I love it. You spark an (imho) much more interesting debate: that of raw smartness vs pragmatic productivity.
A colleague of mine (now hired) was asked to code a string compare during her interview for a .NET function. She said "String.Compare()". This puzzled the interviewers for a while. They asked her whether she could write it out, she said she didn't see the point.
They ended up hiring her for other reasons (notably, references from trusted colleagues who had worked with her), but I still wonder whether that attitude worked for her or against her.
There's something to be said for NOT reinventing the wheel. Standard libraries are standard for a reason - the "String.Compare()" function is likely faster for just about every case, in addition to being already there.
I keep seeing this argument on threads about interview questions.
The principle of not reinventing the wheel has nothing to do with interview questions. Sure, if you're actually working on solving an actual problem at your job, then most of the time you'll be better off using a standard library function instead of rolling your own.

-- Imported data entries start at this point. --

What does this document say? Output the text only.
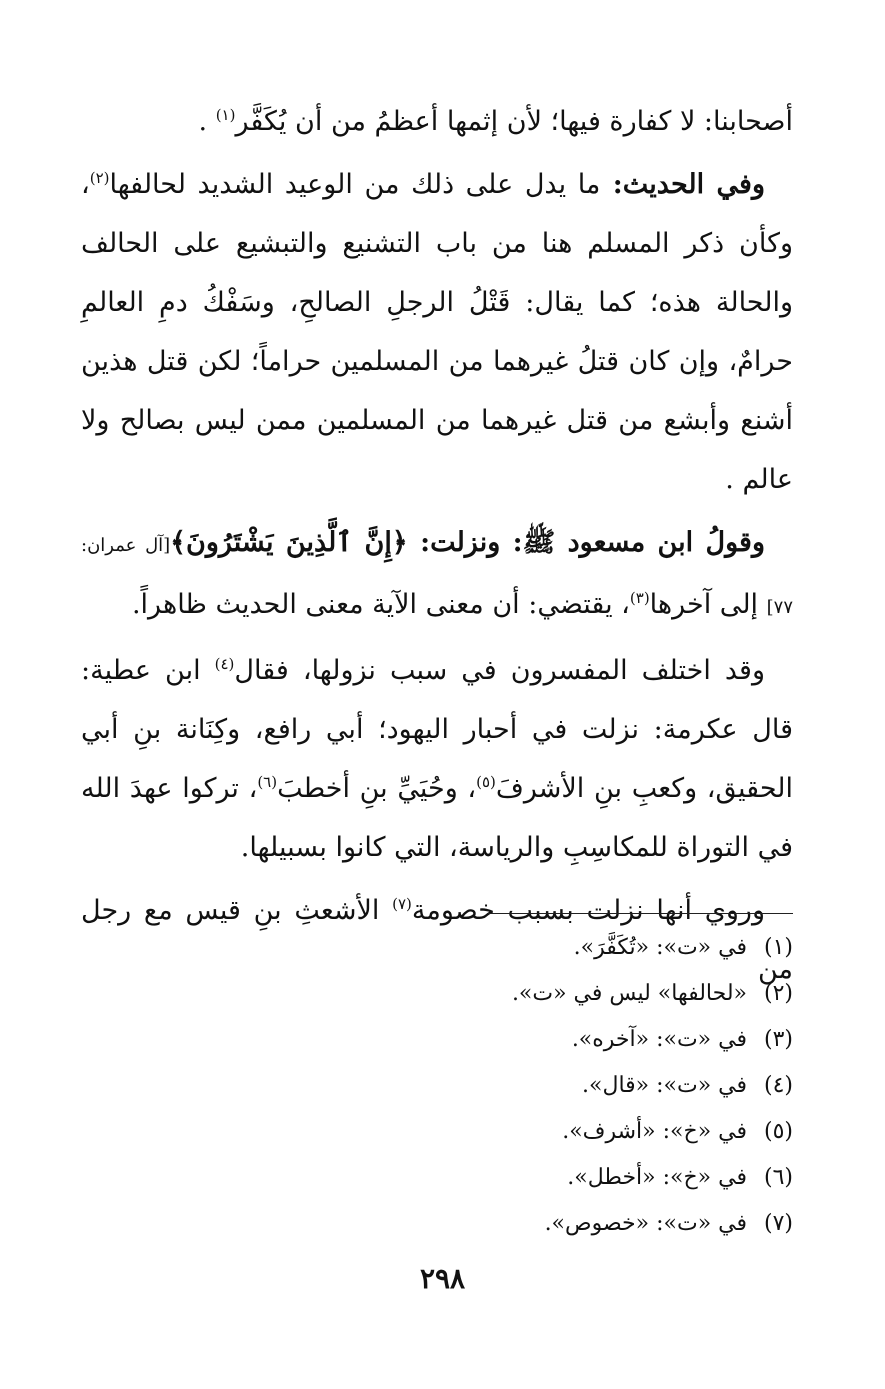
أصحابنا: لا كفارة فيها؛ لأن إثمها أعظمُ من أن يُكَفَّر$^{(١)}$ .

وفي الحديث: ما يدل على ذلك من الوعيد الشديد لحالفها$^{(٢)}$، وكأن ذكر المسلم هنا من باب التشنيع والتبشيع على الحالف والحالة هذه؛ كما يقال: قَتْلُ الرجلِ الصالحِ، وسَفْكُ دمِ العالمِ حرامٌ، وإن كان قتلُ غيرهما من المسلمين حراماً؛ لكن قتل هذين أشنع وأبشع من قتل غيرهما من المسلمين ممن ليس بصالح ولا عالم .

وقولُ ابن مسعود ﷺ: ونزلت: ﴿إِنَّ ٱلَّذِينَ يَشْتَرُونَ﴾[آل عمران: ٧٧] إلى آخرها$^{(٣)}$، يقتضي: أن معنى الآية معنى الحديث ظاهراً.

وقد اختلف المفسرون في سبب نزولها، فقال$^{(٤)}$ ابن عطية: قال عكرمة: نزلت في أحبار اليهود؛ أبي رافع، وكِنَانة بنِ أبي الحقيق، وكعبِ بنِ الأشرفَ$^{(٥)}$، وحُيَيِّ بنِ أخطبَ$^{(٦)}$، تركوا عهدَ الله في التوراة للمكاسِبِ والرياسة، التي كانوا بسبيلها.

وروي أنها نزلت بسبب خصومة$^{(٧)}$ الأشعثِ بنِ قيس مع رجل من

(١)في «ت»: «تُكَفَّرَ».
(٢)«لحالفها» ليس في «ت».
(٣)في «ت»: «آخره».
(٤)في «ت»: «قال».
(٥)في «خ»: «أشرف».
(٦)في «خ»: «أخطل».
(٧)في «ت»: «خصوص».
٢٩٨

In the context of the job interview, however, it doesn't matter if the solution to the problem is well-known or whether it can be found in a standard library. The problem of the interviewer is not to find out how to compare strings, it's determining if the candidate will be able to write proper code if hired. And the string-compare question might be a good starting point for evaluating the candidate's level. In any case, the fact that a solution is in a standard library is irrelevant.

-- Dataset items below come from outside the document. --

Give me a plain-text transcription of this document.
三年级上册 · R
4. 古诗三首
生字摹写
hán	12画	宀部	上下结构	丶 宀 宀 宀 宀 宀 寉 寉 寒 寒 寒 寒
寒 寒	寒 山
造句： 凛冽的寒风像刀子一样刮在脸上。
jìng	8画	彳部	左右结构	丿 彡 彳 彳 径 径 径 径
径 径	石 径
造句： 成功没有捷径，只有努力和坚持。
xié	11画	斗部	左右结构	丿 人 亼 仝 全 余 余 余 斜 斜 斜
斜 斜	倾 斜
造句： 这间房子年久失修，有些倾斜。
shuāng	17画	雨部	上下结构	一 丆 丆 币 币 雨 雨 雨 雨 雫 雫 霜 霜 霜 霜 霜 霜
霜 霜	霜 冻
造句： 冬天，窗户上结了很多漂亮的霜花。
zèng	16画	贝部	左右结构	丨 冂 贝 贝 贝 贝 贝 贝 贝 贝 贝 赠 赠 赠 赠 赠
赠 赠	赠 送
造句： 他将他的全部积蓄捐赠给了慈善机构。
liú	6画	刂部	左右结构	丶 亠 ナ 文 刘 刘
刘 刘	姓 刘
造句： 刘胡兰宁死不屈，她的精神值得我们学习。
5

If I was the interviewer I'd create a new data structure Foo and then ask the candidate to implement Foo.compare(). The question remains essentially the same, so I wonder what the candidate would reply.
> The problem of the interviewer is not to find out how to compare strings, it's determining if the candidate will be able to write proper code if hired.
The trouble with the question is that proper code to compare strings is almost certainly going to be a call to some existing library function. There are only rare cases (e.g. when you're one of the 50 people in the world who implement libc) that it makes sense to write it yourself. It's not clear from "code a string compare" exactly which set of wheels the interviewer wants reinvented: if strcmp is out of bounds, can you use strlen and memcmp? Because if strcmp was somehow buggy, that might be a reasonable thing to do. If the problem is that strcmp is too slow, should we maybe drop to assembly? Or change to a counted-string representation to avoid byte-by-byte operations? Or calculate hashes when strings are mutated, or intern them?
That's my point. At work, I'd prefer someone using String.Compare() over some nasty hand-crafted for-loop with switches and things for all kinds of collation issues. Why would I ask something else during the interview?
I love the GGP's solution for the same reason. If the regex is compiled only once, it may be only marginally slower (if at all), and it significantly improves readability and maintainability, and tremendously reduces the chances for bugs.
I'd hire the him. I have the impression most Google-interviewers (and similar dudes/dudettes) wouldn't. I wonder why.
>I have the impression most Google-interviewers (and similar dudes/dudettes) wouldn't. I wonder why
Perhaps that was rhetorical, but I'll answer anyway:
Being able to wire up existing libraries to accomplish a goal is a pretty low bar to set as far as proficiency goes. Google doesn't want code monkeys. The solution above is perfectly good from a software engineering perspective, but it doesn't show the depth of the candidates knowledge nor how strong their grasp of CS techniques is.
Google's interviews are more like IQ tests than software engineering tests, using CS as the measuring tool. When you're Google you can afford to be that selective.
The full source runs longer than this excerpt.